Она смотрела на меня:
– Но ты должна. Тем более теперь.
Я подняла на нее глаза, отвлекшись от мыслей о жалости к себе:
– Почему?
– То, как ты повела себя в секционном зале, говорит мне, что из тебя выйдет очень хороший врач.
Мне вовсе не казалось, что из меня получится хороший врач. Я чувствовала себя самозванкой. Нелепой.
Секционный зал стоял в расписании каждую неделю, но я продолжала держаться от него подальше. Я понимала, что мне следует либо сдаться прямо сейчас, либо наконец зайти туда, пока мои метания не стали невыносимыми.
Помимо секционного зала, генетики, физиологии, фармакологии и многих других новых и загадочных предметов в первом семестре в медицинской школе нас знакомили с патологией. Ординатор, которая нам преподавала, оказалась примерно одного со мной возраста. Она была забавной и умной и объясняла нам свой предмет с таким пылом и энтузиазмом, что всем в аудитории захотелось стать патологоанатомами. Кроме того, она была из тех людей, к которым сразу же проникаешься симпатией, и под влиянием своей необузданной спонтанности однажды я попросилась сходить с ней на вскрытие. Разумеется, если бы я занималась какой-то полезной работой в практической анатомии, решала загадки и давала ответы, то мне, конечно, помогли бы избавиться от страхов. Но я была студентом-медиком первого курса. Я (буквально) пришла с улицы. Она же явно ответит мне отказом, что тоже неплохо – если мне было не по себе в чистом секционном зале без пятнышка крови, то как я смогу перенести вскрытие?
Она согласилась.
5
Выбор
Каждый раз, придя в больницу, вы понимаете, куда вам нужно. Во всех коридорах над головой висят указатели. На полу нарисованы стрелки. Разноцветные планы с надписью «Вы здесь!» прикручены к стенам. Все подписано, все размечено. Заблудиться просто невозможно, во всяком случае, в теории, так как местонахождение каждого отделения обозначено и на дверях висят объяснения.
На двери же, которую искала я, никакого объяснения не было. Она располагалась у стойки регистратуры, в небольшом закутке больницы. Ни таблички, ни описания на стене, и, если заметить ее, проходя мимо, можно подумать, что дверь ведет в какую-нибудь кладовую или небольшую гардеробную.
Я решила добираться на учебу из дома каждый день, и в то утро во время долгой поездки (час и сорок пять минут) я слушала радио на большой громкости. Оно меня отвлекало, наполняя машину и голову текстами песен. Тогда я не знала, что несколько часов спустя буду возвращаться домой в полной тишине.

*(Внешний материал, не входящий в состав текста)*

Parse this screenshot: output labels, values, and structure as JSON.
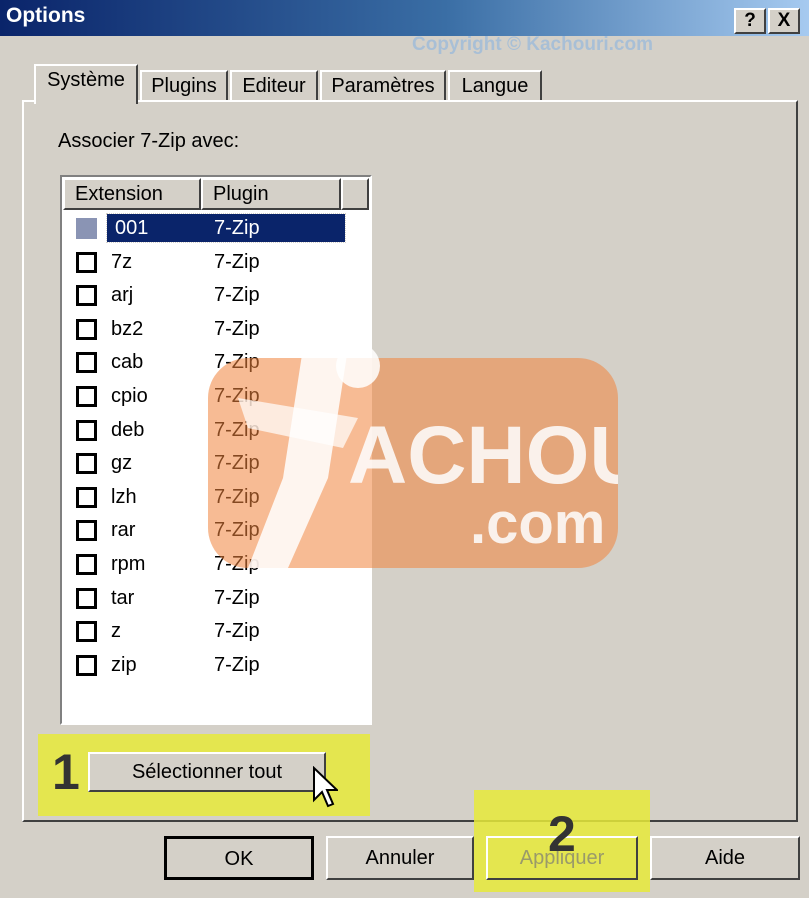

Музыка в итоге станет для меня своеобразным барометром и будет нужна, чтобы отвлечься или найти утешение. Ее отсутствие будет свидетельством особенно тяжелого дня, когда необходимо обработать в тишине собственные мысли, и я неоднократно всю дорогу до дома буду проводить в полной тишине.
Найдя дверь без надписи, я вошла и сразу же наткнулась на лабиринт коридоров. В кабинетах по обе стороны за горами больничных карт печатали секретарши. Мимо проходили тихо переговаривавшиеся люди с чашками кофе в руках. Все выглядело совершенно обычно. Я прошла по еще нескольким коридорам, открыла еще несколько дверей без надписей, и каждую последующую было все тяжелее преодолеть, словно в какой-то реалистичной компьютерной игре. Магнитные пропуска. Клавиатуры. Коды я записала на листочке и теперь аккуратно набирала на серебристых кнопках. В какой-то момент я застряла межу двумя дверьми, и мужчине в медицинской форме пришлось меня спасать, однако в итоге я добралась до своей конечной цели – морга, где меня встретила наш ординатор.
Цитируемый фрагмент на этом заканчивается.